At the time of it’s construction in 1952 up until its decommissioning in 1992, the threat of a nuclear attack in the UK was very real. In the event of outbreak of nuclear war, this would have been the home of the UK government. The three level bunker could hold up to 600 people, with medical rooms, broadcasting capabilities and areas for different sections of government whose task would be to organise the survival of the population and the continuation of government operations.
We’ve also explored a Nuclear Bunker on the other side of the Iron Curtain, in Kiev- click here to read more.
The bunker was built in 1952 as part of the ROTOR air defence RADAR system, which was put in place to combat the threat from Soviet bombers. Kelvedon Hatch was built on compulsory-purchased farmland. Its purpose was to provide command and control of the London Sector of Fighter Command.
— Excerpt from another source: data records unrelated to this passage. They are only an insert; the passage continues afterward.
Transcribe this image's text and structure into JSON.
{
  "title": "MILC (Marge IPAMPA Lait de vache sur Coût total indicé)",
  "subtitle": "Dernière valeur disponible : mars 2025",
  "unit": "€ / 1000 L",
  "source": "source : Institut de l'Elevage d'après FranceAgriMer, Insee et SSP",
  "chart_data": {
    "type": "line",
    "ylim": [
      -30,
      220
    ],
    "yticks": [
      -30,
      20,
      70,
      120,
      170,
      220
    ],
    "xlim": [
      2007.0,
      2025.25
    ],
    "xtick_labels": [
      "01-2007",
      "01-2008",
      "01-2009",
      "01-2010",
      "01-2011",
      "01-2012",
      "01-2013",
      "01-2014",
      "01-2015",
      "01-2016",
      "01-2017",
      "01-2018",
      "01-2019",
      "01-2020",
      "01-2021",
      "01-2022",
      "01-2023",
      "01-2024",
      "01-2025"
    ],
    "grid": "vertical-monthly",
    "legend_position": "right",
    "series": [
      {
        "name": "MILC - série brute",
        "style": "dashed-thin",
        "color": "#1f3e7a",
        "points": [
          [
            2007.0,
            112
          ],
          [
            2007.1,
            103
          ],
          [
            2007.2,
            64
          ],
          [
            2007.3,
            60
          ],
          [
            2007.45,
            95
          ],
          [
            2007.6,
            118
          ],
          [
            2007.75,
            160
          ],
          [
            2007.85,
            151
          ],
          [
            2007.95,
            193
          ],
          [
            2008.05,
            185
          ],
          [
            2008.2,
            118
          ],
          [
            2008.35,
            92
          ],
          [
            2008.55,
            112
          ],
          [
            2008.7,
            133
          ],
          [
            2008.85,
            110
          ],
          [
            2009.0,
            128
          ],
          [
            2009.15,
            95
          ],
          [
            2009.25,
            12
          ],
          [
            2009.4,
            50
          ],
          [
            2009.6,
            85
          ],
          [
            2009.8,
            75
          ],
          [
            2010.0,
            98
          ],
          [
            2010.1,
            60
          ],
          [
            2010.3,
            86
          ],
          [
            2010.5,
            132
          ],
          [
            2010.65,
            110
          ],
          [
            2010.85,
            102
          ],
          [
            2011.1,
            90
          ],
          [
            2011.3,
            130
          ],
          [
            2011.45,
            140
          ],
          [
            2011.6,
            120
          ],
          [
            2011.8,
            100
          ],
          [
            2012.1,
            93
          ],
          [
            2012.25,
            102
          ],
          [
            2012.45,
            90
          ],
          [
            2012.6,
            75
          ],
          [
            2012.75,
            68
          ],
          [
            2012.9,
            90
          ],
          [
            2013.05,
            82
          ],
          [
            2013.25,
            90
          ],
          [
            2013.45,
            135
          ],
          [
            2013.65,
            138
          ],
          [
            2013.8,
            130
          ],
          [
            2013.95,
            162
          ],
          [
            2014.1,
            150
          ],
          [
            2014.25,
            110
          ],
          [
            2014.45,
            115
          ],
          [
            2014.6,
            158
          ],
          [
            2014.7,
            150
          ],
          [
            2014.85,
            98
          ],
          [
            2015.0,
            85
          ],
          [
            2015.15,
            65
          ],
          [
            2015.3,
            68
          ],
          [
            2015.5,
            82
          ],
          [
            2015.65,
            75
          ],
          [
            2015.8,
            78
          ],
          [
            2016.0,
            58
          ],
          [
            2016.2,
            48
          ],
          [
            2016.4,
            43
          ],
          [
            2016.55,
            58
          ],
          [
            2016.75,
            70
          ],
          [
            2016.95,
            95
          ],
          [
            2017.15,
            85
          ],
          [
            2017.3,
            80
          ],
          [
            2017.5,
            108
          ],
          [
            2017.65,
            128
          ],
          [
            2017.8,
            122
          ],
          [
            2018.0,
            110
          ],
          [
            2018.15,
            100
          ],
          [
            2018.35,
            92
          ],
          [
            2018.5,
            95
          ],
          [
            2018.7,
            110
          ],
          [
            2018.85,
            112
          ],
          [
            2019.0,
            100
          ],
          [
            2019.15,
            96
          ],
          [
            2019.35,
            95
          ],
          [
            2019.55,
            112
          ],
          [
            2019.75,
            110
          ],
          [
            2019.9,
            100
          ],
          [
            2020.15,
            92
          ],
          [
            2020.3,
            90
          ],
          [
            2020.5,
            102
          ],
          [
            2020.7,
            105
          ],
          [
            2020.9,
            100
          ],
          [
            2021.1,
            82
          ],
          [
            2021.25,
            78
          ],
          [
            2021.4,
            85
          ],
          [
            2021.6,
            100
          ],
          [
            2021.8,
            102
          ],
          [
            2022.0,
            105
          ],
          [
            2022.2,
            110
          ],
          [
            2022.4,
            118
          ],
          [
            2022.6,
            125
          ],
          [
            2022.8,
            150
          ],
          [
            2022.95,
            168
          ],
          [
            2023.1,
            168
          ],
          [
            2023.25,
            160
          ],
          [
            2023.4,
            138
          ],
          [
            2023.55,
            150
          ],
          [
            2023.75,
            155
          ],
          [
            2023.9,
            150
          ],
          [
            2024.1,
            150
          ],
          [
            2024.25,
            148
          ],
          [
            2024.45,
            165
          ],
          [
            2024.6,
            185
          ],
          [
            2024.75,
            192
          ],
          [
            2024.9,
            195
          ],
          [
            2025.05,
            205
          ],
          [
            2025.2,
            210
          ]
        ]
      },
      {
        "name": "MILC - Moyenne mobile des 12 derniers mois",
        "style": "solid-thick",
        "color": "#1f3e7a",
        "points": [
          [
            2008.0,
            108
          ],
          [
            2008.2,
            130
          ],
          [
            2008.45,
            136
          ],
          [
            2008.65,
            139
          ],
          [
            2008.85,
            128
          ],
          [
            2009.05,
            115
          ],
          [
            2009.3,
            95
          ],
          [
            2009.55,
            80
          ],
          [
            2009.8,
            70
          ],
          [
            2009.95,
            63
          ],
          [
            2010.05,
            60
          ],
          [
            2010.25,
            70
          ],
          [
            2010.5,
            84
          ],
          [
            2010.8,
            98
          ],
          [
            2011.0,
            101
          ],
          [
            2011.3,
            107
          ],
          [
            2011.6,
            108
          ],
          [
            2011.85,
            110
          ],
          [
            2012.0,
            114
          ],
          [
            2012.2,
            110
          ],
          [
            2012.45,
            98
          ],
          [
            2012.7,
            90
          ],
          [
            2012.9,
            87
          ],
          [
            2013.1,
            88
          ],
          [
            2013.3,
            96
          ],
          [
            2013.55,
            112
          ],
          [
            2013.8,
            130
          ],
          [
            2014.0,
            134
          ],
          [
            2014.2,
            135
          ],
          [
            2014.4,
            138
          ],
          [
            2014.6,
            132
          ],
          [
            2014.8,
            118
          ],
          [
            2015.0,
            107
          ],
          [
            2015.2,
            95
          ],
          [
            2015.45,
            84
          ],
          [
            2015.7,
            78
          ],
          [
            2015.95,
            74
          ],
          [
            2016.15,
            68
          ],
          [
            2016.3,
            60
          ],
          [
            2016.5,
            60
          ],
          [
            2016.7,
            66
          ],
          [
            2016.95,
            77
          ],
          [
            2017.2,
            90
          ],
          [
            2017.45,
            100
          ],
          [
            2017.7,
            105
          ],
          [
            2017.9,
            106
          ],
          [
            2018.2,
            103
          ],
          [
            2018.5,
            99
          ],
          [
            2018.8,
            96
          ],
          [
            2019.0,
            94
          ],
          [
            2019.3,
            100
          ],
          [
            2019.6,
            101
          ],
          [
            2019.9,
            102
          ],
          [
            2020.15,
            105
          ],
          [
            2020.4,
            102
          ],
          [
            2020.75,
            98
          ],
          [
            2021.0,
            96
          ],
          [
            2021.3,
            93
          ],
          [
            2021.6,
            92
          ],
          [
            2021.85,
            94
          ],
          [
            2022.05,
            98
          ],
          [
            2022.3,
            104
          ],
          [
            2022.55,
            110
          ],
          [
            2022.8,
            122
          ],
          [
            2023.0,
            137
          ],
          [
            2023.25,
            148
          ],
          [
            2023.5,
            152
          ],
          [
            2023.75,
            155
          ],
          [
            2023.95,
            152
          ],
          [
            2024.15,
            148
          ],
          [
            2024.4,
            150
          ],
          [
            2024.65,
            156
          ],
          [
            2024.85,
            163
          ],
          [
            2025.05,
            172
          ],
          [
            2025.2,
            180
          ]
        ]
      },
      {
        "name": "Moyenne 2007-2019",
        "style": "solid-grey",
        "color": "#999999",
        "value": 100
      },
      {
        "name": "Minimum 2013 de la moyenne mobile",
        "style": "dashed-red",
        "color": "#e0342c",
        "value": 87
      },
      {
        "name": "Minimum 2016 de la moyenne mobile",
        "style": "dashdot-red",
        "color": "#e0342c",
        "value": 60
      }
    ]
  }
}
As the Cold War progressed and technology improved, the ROTOR system was replaced by MEW (Microwave Early Warning) System. This had an improved range and accuracy and meant that ROTOR stations such as Kelvedon Hatch became redundant.
Cold War Government Bunker
Many ROTOR Stations were simply shut down, however due to its proximity to London, Kelvedon Hatch gained a new lease of life as the regional Government bunker for the capital in the 1960s. To meet the demands that came with this new purpose, improvements were made to create an environment for 600 people to survive and work underground for up to three months in the event of a nuclear attack. These improvements cost over £10,000,000. The bunker had air-conditioning, its own water supply and generators, an operating theatre and even a BBC Emergency Broadcasting studio.
The bunker is 38 metres (125 feet) underground with its entrance a normal-looking bungalow hidden amongst trees. Inside the bungalow is a 91 metre tunnel which leads into the bunker at its third (lowest) level. At the end of the tunnel, around a corner to help deflect a nuclear blast, are immense steel blast doors.
If WWIII was to break out, this bunker would have been an important command centre; the base from which central government would monitor nuclear fallout, broadcast emergency messages to the nation, and plan the re-building of society.
The Secret Cold War Bunker Today
Today, as you drive through the Essex countryside, road signs somewhat amusingly point you in the direction of this “Secret Nuclear Bunker.” As the threat of Nuclear War dissipated, the bunker was decommissioned in 1992, and the site was sold back to its original owners. It is now a museum, which you can visit for the modest fee of £10. Though the museum is slightly shabby, it makes for a unique afternoon out. The location has also featured in various TV programmes, including Top Gear, The Murder Game and New Tricks.